Dass ich hier heute stehe und für Jolene die Besprechung und Aufgabenverteilung übernehme, gibt mir einen kleinen Einblick in das, was BNS eigentlich so macht.
Ich bin in der IT-Branche nicht so bewandert, wie Jolene, und doch reichen meine Kenntnisse aus, um zu erkennen, dass das Programm, das dort auf dem Monitor zu sehen ist, nicht dazu dient, ein Netzwerk zu überwachen. Den einen oder anderen Befehl kenne ich und weiß, was er bedeutet. Und auch die Aufträge, die ich an Hector und Naresh verteilt habe, waren klar genug formuliert. Um den Firmen zu zeigen, wie schlecht deren Netzwerk geschützt ist, verschaffen sich ihre Jungs Zutritt in jenes. Und schon hat Jolene neue Kunden. Und jene, die sie bereits hat, hat sie vermutlich über genau diesen Weg bekommen und schützt jetzt deren Netzwerk vor Leuten wie sie. Eigentlich ganz clever. Und bisher hat ihr das offensichtlich auch noch keiner krumm genommen. Im Gegenteil, manche Unternehmen kommen sogar auf sie zu und möchten, dass Jolene deren Firewalls überwindet, um zu wissen ob und welche Lücken ihr System hat.
Und bei dieser hohen Auftragslage ist es kein Wunder, dass Jolene keinen von den Jungs mal eben für einen Tag abstellen kann, um uns das Netzwerk einzurichten.

Mein nächster Stopp ist die Apotheke. Bereits das ganze Wochenende hat Jolene gekränkelt und das, was sie an Erkältungszeug da hatte, verbraucht. Wir brauchen also Nachschub - vor allem, weil ein kleines Kind bei uns lebt. Es wäre äußerst ungünstig, wenn sich Chester etwas einfängt, denn dann geht der nie endende Kreislauf los. Und nicht auszudenken, was los ist, wenn er die anderen im Kindergarten damit ansteckt. Vielleicht ist ja auch das der Grund, wieso er heute so anhänglich war? Immerhin habe ich mich das ganze Wochenende hauptsächlich mit ihm beschäftigt und ihn nicht in die Nähe seiner Mama gelassen.

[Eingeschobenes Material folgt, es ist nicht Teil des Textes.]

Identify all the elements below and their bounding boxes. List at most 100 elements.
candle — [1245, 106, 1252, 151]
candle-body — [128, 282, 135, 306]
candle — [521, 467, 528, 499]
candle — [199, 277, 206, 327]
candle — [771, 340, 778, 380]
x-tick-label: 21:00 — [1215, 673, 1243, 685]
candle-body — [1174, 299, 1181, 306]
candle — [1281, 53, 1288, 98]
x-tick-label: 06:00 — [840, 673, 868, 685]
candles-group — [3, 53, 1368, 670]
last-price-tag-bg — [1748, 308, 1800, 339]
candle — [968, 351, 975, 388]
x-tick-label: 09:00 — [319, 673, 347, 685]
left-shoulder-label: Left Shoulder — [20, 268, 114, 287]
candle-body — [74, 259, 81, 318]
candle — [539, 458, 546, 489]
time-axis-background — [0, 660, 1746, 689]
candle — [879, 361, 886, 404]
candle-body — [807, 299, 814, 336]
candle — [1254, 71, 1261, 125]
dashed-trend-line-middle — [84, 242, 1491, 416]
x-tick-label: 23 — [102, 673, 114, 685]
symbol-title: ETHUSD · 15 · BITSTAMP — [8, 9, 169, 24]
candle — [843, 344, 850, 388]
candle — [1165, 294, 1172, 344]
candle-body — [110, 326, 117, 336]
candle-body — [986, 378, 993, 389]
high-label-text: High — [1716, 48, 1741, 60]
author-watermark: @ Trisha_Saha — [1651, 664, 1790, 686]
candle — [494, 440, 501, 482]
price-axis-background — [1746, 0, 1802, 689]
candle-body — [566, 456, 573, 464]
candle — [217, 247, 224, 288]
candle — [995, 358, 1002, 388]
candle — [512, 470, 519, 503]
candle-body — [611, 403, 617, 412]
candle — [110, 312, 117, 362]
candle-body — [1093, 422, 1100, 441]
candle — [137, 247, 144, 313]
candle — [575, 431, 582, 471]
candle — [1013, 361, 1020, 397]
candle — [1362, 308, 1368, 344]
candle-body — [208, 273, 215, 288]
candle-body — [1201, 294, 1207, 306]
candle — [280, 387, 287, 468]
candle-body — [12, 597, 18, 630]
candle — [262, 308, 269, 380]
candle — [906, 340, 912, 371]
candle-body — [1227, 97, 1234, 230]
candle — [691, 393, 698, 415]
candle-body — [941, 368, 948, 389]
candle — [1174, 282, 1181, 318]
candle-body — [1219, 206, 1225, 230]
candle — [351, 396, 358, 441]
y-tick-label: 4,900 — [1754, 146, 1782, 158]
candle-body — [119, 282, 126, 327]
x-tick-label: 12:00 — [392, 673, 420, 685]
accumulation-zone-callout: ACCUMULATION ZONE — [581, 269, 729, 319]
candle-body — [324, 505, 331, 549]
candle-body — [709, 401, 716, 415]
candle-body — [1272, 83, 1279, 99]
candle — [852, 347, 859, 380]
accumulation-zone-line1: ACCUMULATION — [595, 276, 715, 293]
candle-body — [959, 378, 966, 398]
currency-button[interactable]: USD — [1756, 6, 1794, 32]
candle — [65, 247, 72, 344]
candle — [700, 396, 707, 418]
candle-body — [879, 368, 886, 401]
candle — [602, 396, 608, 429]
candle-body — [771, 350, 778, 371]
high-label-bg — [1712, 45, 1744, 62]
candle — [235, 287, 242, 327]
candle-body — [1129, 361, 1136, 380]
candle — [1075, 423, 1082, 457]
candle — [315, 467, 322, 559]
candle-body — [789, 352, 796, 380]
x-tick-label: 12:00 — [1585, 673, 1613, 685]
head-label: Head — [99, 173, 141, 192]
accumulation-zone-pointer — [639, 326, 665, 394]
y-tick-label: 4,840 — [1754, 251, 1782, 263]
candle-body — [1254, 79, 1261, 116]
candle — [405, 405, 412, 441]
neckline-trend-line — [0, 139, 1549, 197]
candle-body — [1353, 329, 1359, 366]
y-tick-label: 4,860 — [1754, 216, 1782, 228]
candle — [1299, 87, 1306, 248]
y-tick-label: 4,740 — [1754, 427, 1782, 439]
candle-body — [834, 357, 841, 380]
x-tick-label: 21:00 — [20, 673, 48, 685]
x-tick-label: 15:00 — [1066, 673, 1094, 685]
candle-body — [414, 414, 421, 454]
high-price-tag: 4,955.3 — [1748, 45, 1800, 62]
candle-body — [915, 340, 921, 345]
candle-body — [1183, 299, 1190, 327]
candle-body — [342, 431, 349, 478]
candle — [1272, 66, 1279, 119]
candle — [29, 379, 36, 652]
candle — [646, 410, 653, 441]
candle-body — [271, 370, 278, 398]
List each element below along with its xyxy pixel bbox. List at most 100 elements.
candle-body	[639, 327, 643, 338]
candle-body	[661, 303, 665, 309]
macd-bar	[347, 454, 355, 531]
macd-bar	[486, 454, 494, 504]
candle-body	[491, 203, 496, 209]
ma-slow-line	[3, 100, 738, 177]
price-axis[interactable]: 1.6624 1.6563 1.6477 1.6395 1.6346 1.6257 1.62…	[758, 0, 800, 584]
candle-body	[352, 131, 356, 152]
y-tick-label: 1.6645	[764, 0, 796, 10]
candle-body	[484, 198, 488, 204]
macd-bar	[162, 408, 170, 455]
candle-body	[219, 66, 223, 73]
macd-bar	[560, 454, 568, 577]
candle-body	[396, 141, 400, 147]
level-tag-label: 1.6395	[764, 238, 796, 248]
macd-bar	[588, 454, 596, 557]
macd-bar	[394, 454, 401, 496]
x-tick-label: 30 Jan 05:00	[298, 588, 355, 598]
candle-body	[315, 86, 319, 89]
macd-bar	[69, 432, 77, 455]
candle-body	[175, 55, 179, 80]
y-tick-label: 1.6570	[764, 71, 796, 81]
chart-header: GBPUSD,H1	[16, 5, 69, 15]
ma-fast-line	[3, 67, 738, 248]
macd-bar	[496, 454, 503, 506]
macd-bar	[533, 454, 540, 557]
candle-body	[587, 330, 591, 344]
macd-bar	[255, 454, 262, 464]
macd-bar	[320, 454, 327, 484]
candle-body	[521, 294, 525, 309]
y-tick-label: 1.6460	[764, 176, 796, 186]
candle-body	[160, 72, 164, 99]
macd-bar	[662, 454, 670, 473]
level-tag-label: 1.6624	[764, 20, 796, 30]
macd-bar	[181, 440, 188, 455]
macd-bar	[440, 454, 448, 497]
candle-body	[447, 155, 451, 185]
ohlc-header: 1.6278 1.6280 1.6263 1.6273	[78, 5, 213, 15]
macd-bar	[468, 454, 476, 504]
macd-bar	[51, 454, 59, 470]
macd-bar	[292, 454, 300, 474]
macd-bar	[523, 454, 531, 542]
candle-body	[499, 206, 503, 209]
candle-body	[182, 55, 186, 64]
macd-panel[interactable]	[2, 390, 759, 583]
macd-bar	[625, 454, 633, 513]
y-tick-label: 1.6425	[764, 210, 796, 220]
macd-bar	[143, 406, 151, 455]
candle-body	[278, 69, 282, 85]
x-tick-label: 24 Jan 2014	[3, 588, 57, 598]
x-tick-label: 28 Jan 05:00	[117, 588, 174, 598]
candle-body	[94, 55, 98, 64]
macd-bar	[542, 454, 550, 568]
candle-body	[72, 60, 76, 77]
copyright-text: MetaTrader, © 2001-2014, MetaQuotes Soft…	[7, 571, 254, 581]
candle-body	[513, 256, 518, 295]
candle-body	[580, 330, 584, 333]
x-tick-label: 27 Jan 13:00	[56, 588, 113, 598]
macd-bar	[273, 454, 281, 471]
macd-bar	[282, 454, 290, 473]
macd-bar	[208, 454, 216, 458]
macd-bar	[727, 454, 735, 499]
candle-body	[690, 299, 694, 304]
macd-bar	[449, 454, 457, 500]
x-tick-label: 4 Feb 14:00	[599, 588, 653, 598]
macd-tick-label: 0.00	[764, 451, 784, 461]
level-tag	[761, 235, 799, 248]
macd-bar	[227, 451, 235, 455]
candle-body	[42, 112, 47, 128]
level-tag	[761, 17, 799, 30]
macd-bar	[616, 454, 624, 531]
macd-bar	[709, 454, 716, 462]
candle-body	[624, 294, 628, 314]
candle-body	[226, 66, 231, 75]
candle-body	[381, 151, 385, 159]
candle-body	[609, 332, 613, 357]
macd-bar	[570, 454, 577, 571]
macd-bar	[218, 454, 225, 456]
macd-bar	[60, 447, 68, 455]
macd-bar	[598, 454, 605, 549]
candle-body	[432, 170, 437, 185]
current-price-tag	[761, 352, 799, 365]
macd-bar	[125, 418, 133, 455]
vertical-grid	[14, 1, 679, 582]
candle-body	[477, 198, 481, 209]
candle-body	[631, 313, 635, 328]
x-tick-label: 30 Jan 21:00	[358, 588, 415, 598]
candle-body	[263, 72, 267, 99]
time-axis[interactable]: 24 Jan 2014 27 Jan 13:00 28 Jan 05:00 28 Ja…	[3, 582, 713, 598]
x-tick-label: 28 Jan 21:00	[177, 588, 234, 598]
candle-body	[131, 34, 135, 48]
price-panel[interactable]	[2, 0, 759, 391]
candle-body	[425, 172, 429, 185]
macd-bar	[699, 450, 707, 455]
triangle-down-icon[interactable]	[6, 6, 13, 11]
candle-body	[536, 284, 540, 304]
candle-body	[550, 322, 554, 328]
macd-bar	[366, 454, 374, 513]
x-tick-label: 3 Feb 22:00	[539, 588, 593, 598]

Erkältungscreme, Erkältungsbad, Erkältungstabletten und sogar japanisches Minzöl. Letzteres wird ihr auf jeden Fall die Atemwege freiballern; durch die Augen. Und meine gleich mit. Und die von Rex. Und die der Nachbarn. Vielleicht sollte ich alle Fenster aufreißen, bevor ich das kleine Fläschchen öffne?
Am besten jage ich Jolene erst in die Wanne, schmiere sie dann mit der Creme ein und verabreiche ihr den Tee. Das Minzöl nutze ich besser nur, wenn alles andere nicht hilft.
Mit diesem Plan und dem ganzen Erkältungskram in der Tasche lenke ich meinen kleinen Flitzer durch die Straßen, geradewegs nach Hause, wo Jolene hoffentlich im Bett liegt und meine Anweisung des Auskurierens befolgt.